A mnemonic is a memory device. “Every good boy does fine” is a mnemonic that helps us to remember the lines of a musical staff (EGBDF). It’s one of the first things we learn as we understand how to read music.
Let me introduce ‘GROW’, a mnemonic to help you develop a go to market strategy for your product or service. Whether you are introducing a new product, sunsetting a product, or anything in between, GROW keeps you grounded.
GROW connects to the stages of a product category life cycle (introduction, growth, maturity, and decline) but in a way that is easier to remember.
GROW provides an added level of structure to your go to market planning.
G is for Growth
The term ‘growth’ is often associated with the introduction of new products, but that isn’t always the case. We can grow old products by introducing them into new markets.
Use the G of GROW when the objectives and key results (OKRs) for a product are for growth. Growth is typically related to revenue or subscribers, but it can be any metric you want to get more of.
R is for Retention
Retention is about keeping the customers you acquire.

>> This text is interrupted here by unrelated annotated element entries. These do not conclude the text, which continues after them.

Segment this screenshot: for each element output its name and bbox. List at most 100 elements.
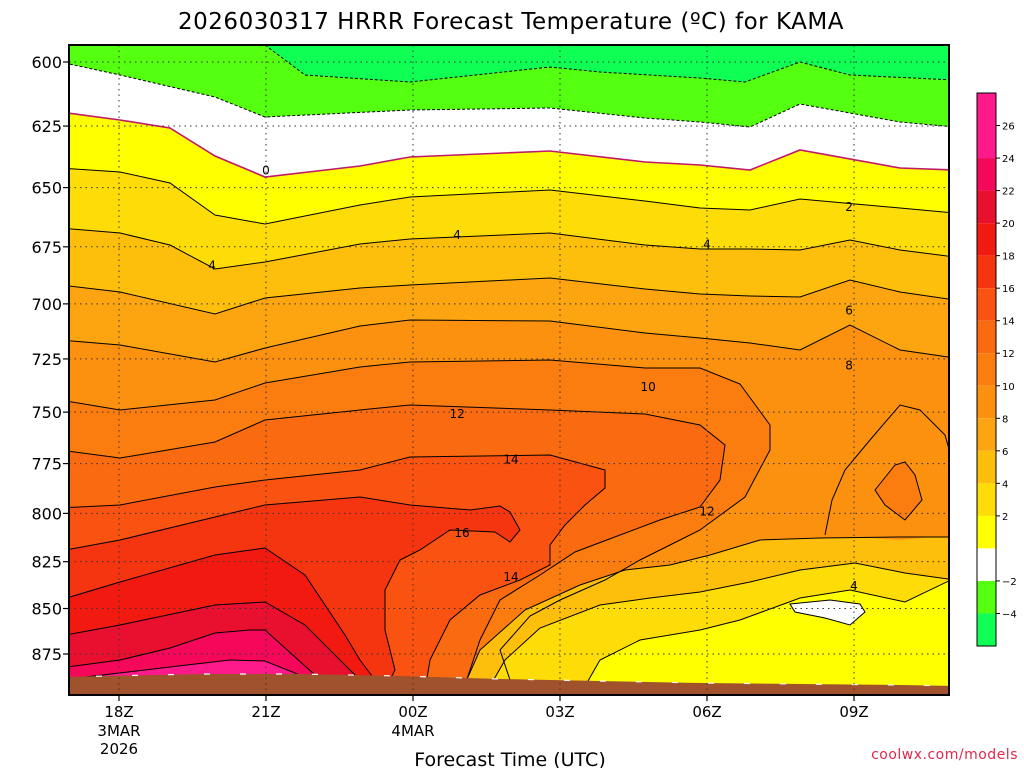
y-tick-label: 600 [31, 53, 62, 72]
zero-isotherm [69, 112, 949, 178]
x-tick-label: 09Z [839, 703, 868, 721]
colorbar-tick-label: 8 [1002, 414, 1008, 425]
y-tick-label: 775 [31, 455, 62, 474]
contour-6 [69, 277, 949, 315]
contour-label-text: 16 [454, 526, 469, 540]
contour-label-text: 12 [449, 407, 464, 421]
contour-14 [69, 454, 606, 691]
contour-label: 12 [449, 407, 464, 421]
colorbar: 26 24 22 20 18 16 14 12 10 8 6 4 2 −2 −4 [976, 92, 1017, 647]
y-tick-label: 825 [31, 553, 62, 572]
colorbar-band [977, 613, 996, 646]
contour-label-text: 12 [699, 504, 714, 518]
colorbar-band [977, 320, 996, 354]
contour-pocket-2 [579, 580, 949, 695]
y-tick-label: 850 [31, 600, 62, 619]
colorbar-tick-label: 2 [1002, 512, 1008, 523]
contour-cold-spot [789, 599, 866, 626]
contour-8 [69, 319, 949, 363]
contour-label: 0 [262, 164, 270, 178]
colorbar-band [977, 450, 996, 484]
colorbar-band [977, 580, 996, 614]
x-tick-label: 03Z [545, 703, 574, 721]
colorbar-band [977, 223, 996, 256]
colorbar-tick-label: −2 [1002, 577, 1017, 588]
x-tick-label: 18Z [104, 703, 133, 721]
colorbar-band [977, 255, 996, 289]
colorbar-tick-label: 4 [1002, 479, 1008, 490]
colorbar-tick-label: −4 [1002, 609, 1017, 620]
contour-label: 6 [845, 304, 853, 318]
x-tick-label: 21Z [251, 703, 280, 721]
contour-label-text: 10 [641, 380, 656, 394]
colorbar-band [977, 418, 996, 451]
x-tick-label: 00Z [398, 703, 427, 721]
contour-label-text: 4 [453, 228, 461, 242]
y-tick-label: 725 [31, 350, 62, 369]
contour-warm-island-10 [874, 461, 923, 521]
warm-island-8-10 [825, 405, 949, 540]
contour-label-text: 2 [845, 200, 853, 214]
y-tick-label: 675 [31, 238, 62, 257]
contour-2 [69, 168, 949, 225]
dashed-freezing-upper [230, 45, 949, 83]
x-tick-sublabel: 2026 [100, 740, 138, 758]
colorbar-tick-label: 14 [1002, 317, 1015, 328]
x-tick-label: 06Z [692, 703, 721, 721]
contour-label: 14 [503, 453, 518, 467]
contour-12 [69, 404, 726, 686]
colorbar-band [977, 93, 996, 159]
contour-label: 4 [703, 237, 711, 251]
colorbar-tick-label: 22 [1002, 187, 1015, 198]
contour-label: 14 [503, 570, 518, 584]
x-axis-label: Forecast Time (UTC) [414, 749, 605, 768]
plot-frame [68, 44, 950, 696]
contour-label-text: 14 [503, 453, 518, 467]
contour-label-text: 4 [208, 258, 216, 272]
chart-title: 2026030317 HRRR Forecast Temperature (ºC… [178, 9, 844, 35]
warm-island-10-12 [875, 462, 922, 520]
y-tick-label: 800 [31, 504, 62, 523]
colorbar-band [977, 483, 996, 516]
y-tick-label: 875 [31, 645, 62, 664]
contour-label-text: 6 [845, 304, 853, 318]
gridlines [69, 45, 949, 695]
y-tick-label: 700 [31, 295, 62, 314]
contour-label: 4 [850, 579, 858, 593]
contour-label-text: 4 [703, 237, 711, 251]
contour-label-text: 0 [262, 164, 270, 178]
contour-label-text: 4 [850, 579, 858, 593]
contour-label: 12 [699, 504, 714, 518]
colorbar-tick-label: 6 [1002, 447, 1008, 458]
colorbar-tick-label: 20 [1002, 219, 1015, 230]
colorbar-band [977, 353, 996, 386]
contour-label-text: 14 [503, 570, 518, 584]
credit-text: coolwx.com/models [871, 747, 1018, 763]
contour-4 [69, 228, 949, 270]
y-tick-label: 625 [31, 117, 62, 136]
colorbar-band [977, 548, 996, 581]
contour-10 [69, 359, 771, 681]
contour-warm-island-8 [824, 404, 949, 536]
contour-label: 2 [845, 200, 853, 214]
y-tick-label: 650 [31, 179, 62, 198]
colorbar-band [977, 190, 996, 224]
x-tick-sublabel: 3MAR [97, 722, 140, 740]
colorbar-band [977, 385, 996, 419]
y-axis: 600 625 650 675 700 725 750 775 800 825 850 875 [31, 53, 69, 664]
colorbar-tick-label: 26 [1002, 122, 1015, 133]
colorbar-tick-label: 24 [1002, 154, 1015, 165]
colorbar-band [977, 515, 996, 549]
contour-label: 8 [845, 358, 853, 372]
contour-label: 16 [454, 526, 469, 540]
colorbar-tick-label: 10 [1002, 382, 1015, 393]
contour-pocket-6 [459, 536, 949, 695]
contour-label: 10 [641, 380, 656, 394]
y-tick-label: 750 [31, 403, 62, 422]
contour-18 [69, 547, 376, 681]
contour-20 [69, 601, 356, 676]
colorbar-tick-label: 18 [1002, 252, 1015, 263]
dashed-freezing-lower [69, 63, 949, 128]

This is the situation that becomes most acute when you have a customer churn problem.
Retention is an integral component of growth. Why? Because it’s inefficient to lose one customer for every three you acquire. Customer acquisition looks good on the surface but when you dig into the numbers it’s not a healthy situation.
This has a compounding effect that causes more and more resources to be consumed to support growth key results.
O is for Optimization
There is a time in every product life cycle where efforts to grow have diminishing returns. There are fewer opportunities to sell because there are fewer buyers. So the game shifts from growth to optimization.
Optimization is about squeezing as much out of a product as you possibly can. It’s most commonly applied to mature products in mature markets.
When you reach this stage it’s time to focus on optimizing cost, optimizing resources, and optimizing pricing.
W is for Withdraw
It’s time to withdraw a product from the market when the effort to maintain it and support customers is no longer worth it.
A withdrawal of a product - AKA as ‘sunsetting’ - comes in two flavors. One flavor is a complete withdrawal from the market. Your executive leadership team has decided they no longer want to be in the market with that category of product.
The second flavor is to withdraw one product and replace it with another. A software company transitioning from an on-premise product to a SaaS product is an example. Another example is a new generation of an existing product to replace the old generation.
Competing Go to Market Opinions
One region wants to get rid of a product (W), while another region sees a growth opportunity for the same product (G).
The CEO wants to optimize (O) the cash-cow product and direct the profits to new product development, while the VP of customer success wants to reduce churn (R).
There are competing opinions in the creation of a GTM strategy. An easy way to balance those competing opinions is to stay grounded in the OKRs for your product.